The fund management firm said it had successfully converted the unit trust into a PAIF, which means a large proportion of existing investors will no longer incur the 20% corporation tax that previously applied on income from their holdings.
The tax exemption benefits investors holding the fund through ISAs and pension schemes and M&G believes this to be the first retail fund to convert into a PAIF.
Under the conversion the fund will retain its name, M&G Property Portfolio, and investment process.
The investment objective of the fund will also stay the same; aiming to maximise total return through investment mainly in commercial property.
M&G’s PAIF will invest in a diversified portfolio of commercial property, mainly in the UK.
PAIF to progress
A 2011 paper from KPMG looking at the PAIF tax regime said it had not been as successful as originally envisaged and in the three years since it had been launched there had been only three HMRC authorisations for PAIFs.
“Clearly the economic downturn in property has been a significant reason for the lack of new PAIFs,” it said.
The report assessed a number of factors which could be impacting the PAIF take up, including pricing and regulatory status. (For more information, click here.)

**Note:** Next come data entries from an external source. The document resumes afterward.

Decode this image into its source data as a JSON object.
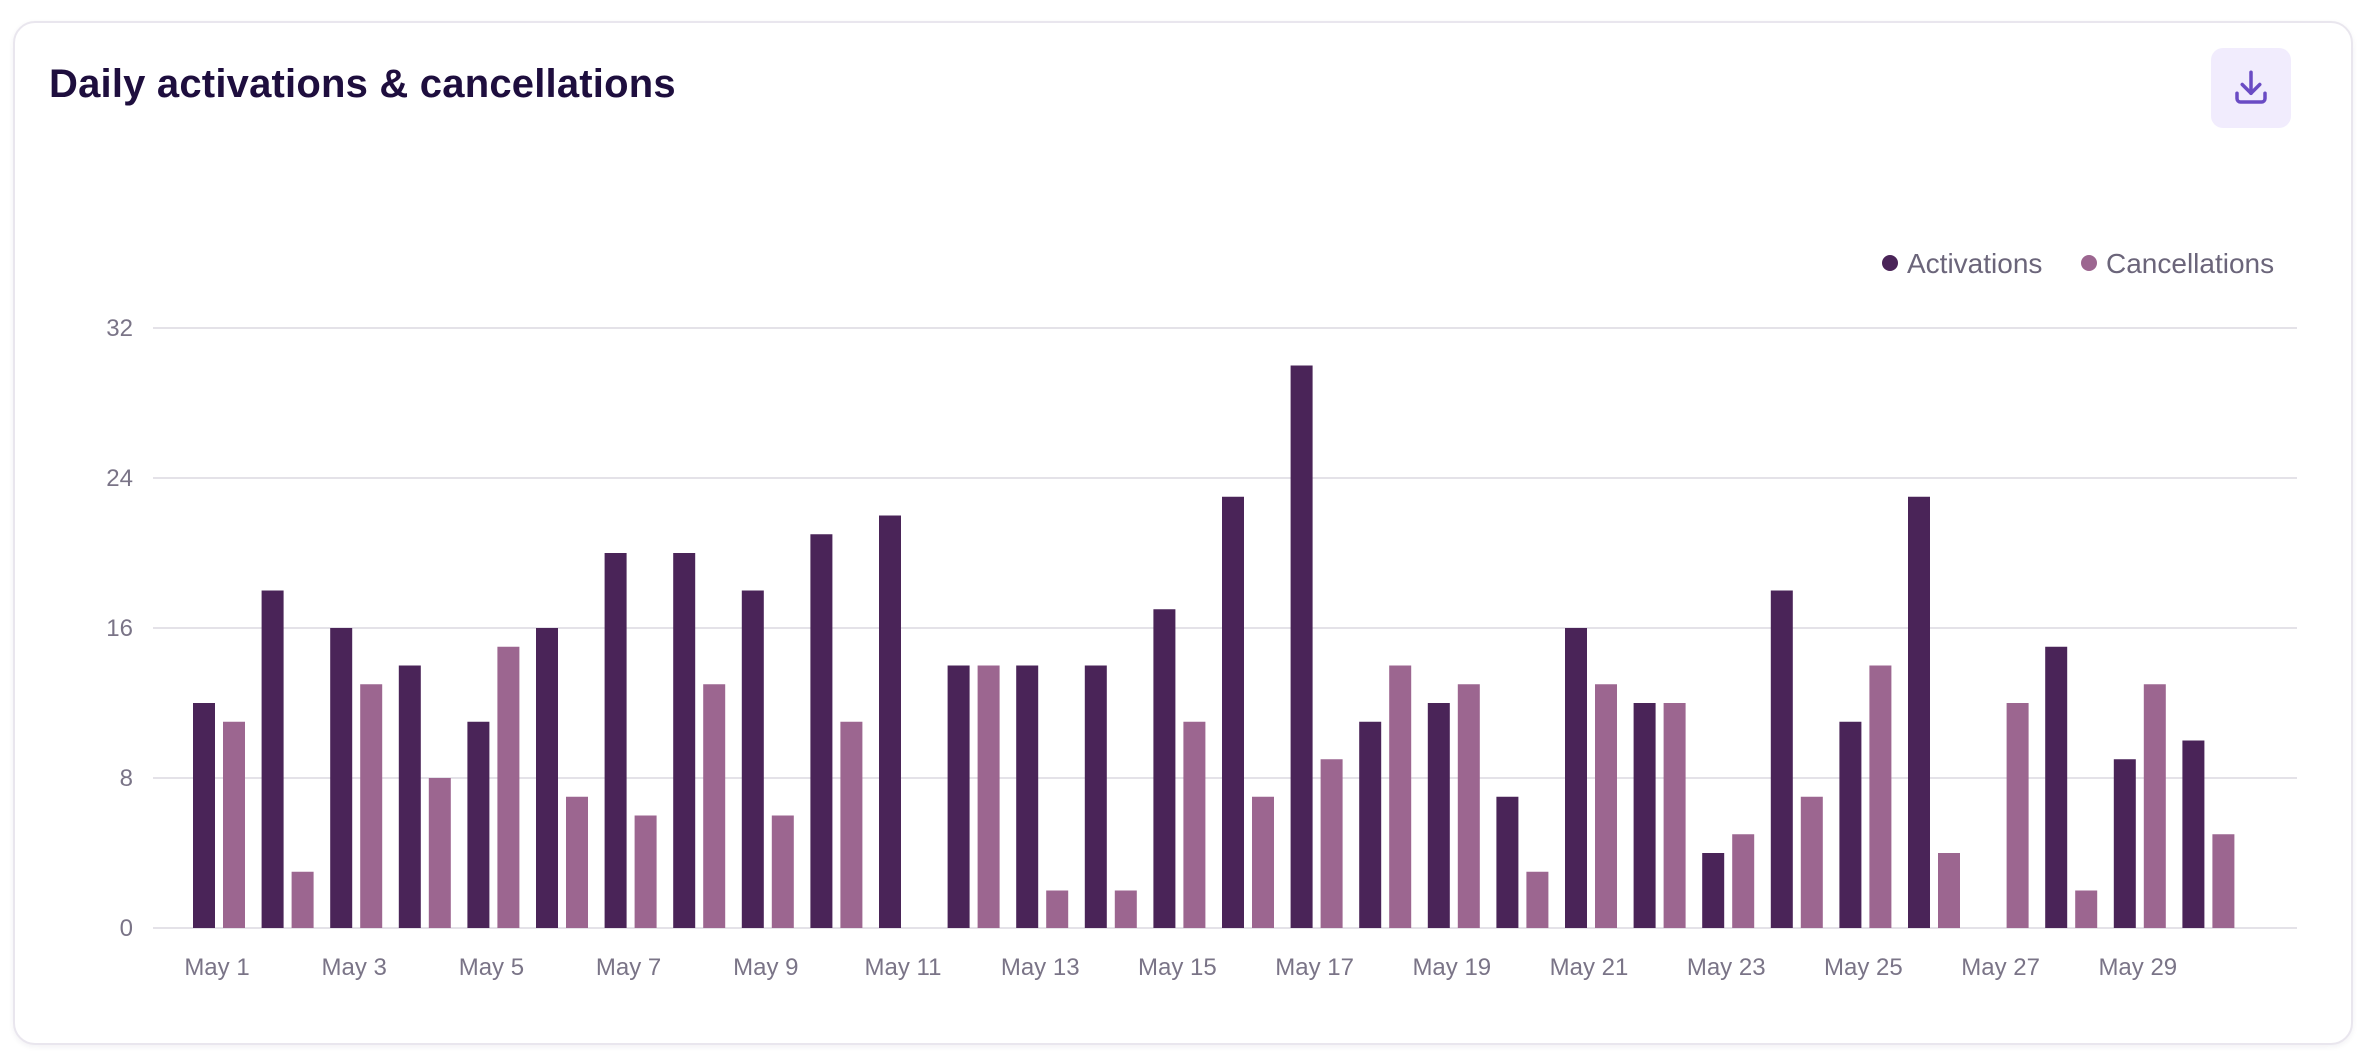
{
  "card": {
    "title": "Daily activations & cancellations",
    "download_icon": "download-icon"
  },
  "colors": {
    "activations": "#4a2458",
    "cancellations": "#9c6690",
    "title": "#1e0e3e",
    "accent": "#6a4bc4",
    "button_bg": "#f1ecfd",
    "grid": "#e4e2e8"
  },
  "chart_data": {
    "type": "bar",
    "title": "Daily activations & cancellations",
    "xlabel": "",
    "ylabel": "",
    "ylim": [
      0,
      32
    ],
    "yticks": [
      0,
      8,
      16,
      24,
      32
    ],
    "grid": true,
    "legend_position": "top-right",
    "categories": [
      "May 1",
      "May 2",
      "May 3",
      "May 4",
      "May 5",
      "May 6",
      "May 7",
      "May 8",
      "May 9",
      "May 10",
      "May 11",
      "May 12",
      "May 13",
      "May 14",
      "May 15",
      "May 16",
      "May 17",
      "May 18",
      "May 19",
      "May 20",
      "May 21",
      "May 22",
      "May 23",
      "May 24",
      "May 25",
      "May 26",
      "May 27",
      "May 28",
      "May 29",
      "May 30"
    ],
    "tick_labels": [
      "May 1",
      "May 3",
      "May 5",
      "May 7",
      "May 9",
      "May 11",
      "May 13",
      "May 15",
      "May 17",
      "May 19",
      "May 21",
      "May 23",
      "May 25",
      "May 27",
      "May 29"
    ],
    "series": [
      {
        "name": "Activations",
        "values": [
          12,
          18,
          16,
          14,
          11,
          16,
          20,
          20,
          18,
          21,
          22,
          14,
          14,
          14,
          17,
          23,
          30,
          11,
          12,
          7,
          16,
          12,
          4,
          18,
          11,
          23,
          0,
          15,
          9,
          10
        ]
      },
      {
        "name": "Cancellations",
        "values": [
          11,
          3,
          13,
          8,
          15,
          7,
          6,
          13,
          6,
          11,
          0,
          14,
          2,
          2,
          11,
          7,
          9,
          14,
          13,
          3,
          13,
          12,
          5,
          7,
          14,
          4,
          12,
          2,
          13,
          5
        ]
      }
    ]
  }
}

It concluded: “The PAIF regime may still represent an attractive vehicle for a UK manager wishing to raise an open ended authorised property fund that is suitable for both UK retail and UK institutional tax exempt investors, provided the operational hurdles in relation to streaming are resolved.
“But until market conditions for raising new funds improve and the industry adopts the changes necessary to overcome the existing issues, there is unlikely to be a rush of new PAIFs to market.”
Problems in the guise of the platform industry’s inability to support the PAIF structure have also been reported.
Nevertheless, last year Hearthstone launched a PAIF, which now has an RDR-ready clean-fee share class, and Schroders converted its flagship UK core property fund (SEPUT) into a PAIF.